Dive Brief:
- The self-identified heads “of the nation’s largest coal, natural gas and nuclear companies” called on Congress last week to not renew the federal production tax credit (PTC) for wind energy during the lame duck session.
- FirstEnergy President/CEO Anthony J. Alexander, Exelon President/CEO Christopher M. Crane, and Calpine President/CEO Thad Hill wrote in Forbes that lawmakers should refuse to renew the $0.023 per kilowatt-hour production tax credit (PTC) as a part of a tax extenders package lawmakers will consider when the 113th Congress returns for its final session after the November elections.
- The CEOs argue a PTC extension will cost taxpayers and electricity customers an estimated $13 billion for an established, multi-billion dollar business.
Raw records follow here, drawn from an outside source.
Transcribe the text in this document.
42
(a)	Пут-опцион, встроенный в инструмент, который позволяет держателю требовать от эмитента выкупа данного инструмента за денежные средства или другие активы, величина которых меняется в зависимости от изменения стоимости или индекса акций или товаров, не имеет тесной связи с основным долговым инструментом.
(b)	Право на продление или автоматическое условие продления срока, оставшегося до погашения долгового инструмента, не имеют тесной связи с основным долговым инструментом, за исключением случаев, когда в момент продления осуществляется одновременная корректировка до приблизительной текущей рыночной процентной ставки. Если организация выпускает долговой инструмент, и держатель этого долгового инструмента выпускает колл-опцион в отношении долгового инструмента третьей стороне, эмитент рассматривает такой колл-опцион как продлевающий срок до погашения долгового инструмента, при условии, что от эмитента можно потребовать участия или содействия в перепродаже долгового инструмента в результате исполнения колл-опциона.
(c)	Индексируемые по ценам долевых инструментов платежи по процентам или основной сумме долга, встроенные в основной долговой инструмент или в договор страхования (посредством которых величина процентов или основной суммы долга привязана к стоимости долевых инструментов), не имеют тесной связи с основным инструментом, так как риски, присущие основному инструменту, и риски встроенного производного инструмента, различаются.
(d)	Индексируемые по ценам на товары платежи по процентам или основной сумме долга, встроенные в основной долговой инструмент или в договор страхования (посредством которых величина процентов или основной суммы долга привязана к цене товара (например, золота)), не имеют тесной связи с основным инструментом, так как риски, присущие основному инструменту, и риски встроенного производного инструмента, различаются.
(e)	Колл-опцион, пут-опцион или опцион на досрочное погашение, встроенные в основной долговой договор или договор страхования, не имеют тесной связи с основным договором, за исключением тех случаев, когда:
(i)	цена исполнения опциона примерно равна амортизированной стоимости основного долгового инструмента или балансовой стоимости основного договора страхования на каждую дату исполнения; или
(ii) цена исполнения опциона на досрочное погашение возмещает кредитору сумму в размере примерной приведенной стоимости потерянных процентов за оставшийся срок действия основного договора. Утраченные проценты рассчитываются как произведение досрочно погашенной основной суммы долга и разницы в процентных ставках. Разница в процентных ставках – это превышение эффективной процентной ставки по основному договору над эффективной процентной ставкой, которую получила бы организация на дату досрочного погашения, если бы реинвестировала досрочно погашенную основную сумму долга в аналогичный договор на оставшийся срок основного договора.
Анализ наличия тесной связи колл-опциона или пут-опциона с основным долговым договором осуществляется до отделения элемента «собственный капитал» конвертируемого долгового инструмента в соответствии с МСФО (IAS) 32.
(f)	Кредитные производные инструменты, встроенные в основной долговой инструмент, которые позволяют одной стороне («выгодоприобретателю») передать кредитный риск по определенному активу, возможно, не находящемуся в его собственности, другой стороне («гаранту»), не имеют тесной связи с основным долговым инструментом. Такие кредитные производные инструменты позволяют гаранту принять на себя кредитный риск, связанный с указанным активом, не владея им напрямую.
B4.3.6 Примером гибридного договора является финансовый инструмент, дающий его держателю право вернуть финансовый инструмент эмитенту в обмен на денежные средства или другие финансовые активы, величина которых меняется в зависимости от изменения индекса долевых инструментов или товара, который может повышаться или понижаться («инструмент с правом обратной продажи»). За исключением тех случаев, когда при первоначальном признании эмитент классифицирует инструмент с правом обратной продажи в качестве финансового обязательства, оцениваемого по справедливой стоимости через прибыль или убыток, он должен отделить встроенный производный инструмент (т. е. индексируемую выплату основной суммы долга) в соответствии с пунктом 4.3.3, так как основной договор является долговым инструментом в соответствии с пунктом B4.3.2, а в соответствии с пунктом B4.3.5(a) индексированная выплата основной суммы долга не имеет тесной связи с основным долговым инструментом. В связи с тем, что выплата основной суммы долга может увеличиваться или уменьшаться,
The $35 per megawatt-hour pre-tax/$23 per megawatt-hour post-tax subsidy gives wind producers “over double the price that other generators receive in the wholesale market,” they say, and motivates them to over produce, distort the market, and cause negative wholesale prices.
Dive Insight:
Enacted in 1991 to support the growth of the budding wind industry, the PTC was extended for one year at the end of 2013 but, the CEOs argue, that while they “have a deep and abiding commitment to clean and reliable energy, with substantial interests in renewable energy resources including wind, solar, geothermal and hydropower," the PTC has achieved its original purpose of bringing the wind industry to maturity.
Negative pricing due to subsidized wind generation is pushing coal, nuclear, natural gas, and hydropower plants out of business, the CEOs argue, and threatens system reliability. Replacing nuclear plants with wind also increases greenhouse gas emissions, they say, by shifting base load services to fossil fuels.
Critics say the emissions point remains in contention, however, as researchers from the National Research Council have found otherwise in a series of studies. Other reports point to potential cost savings available from from wind generation for consumers.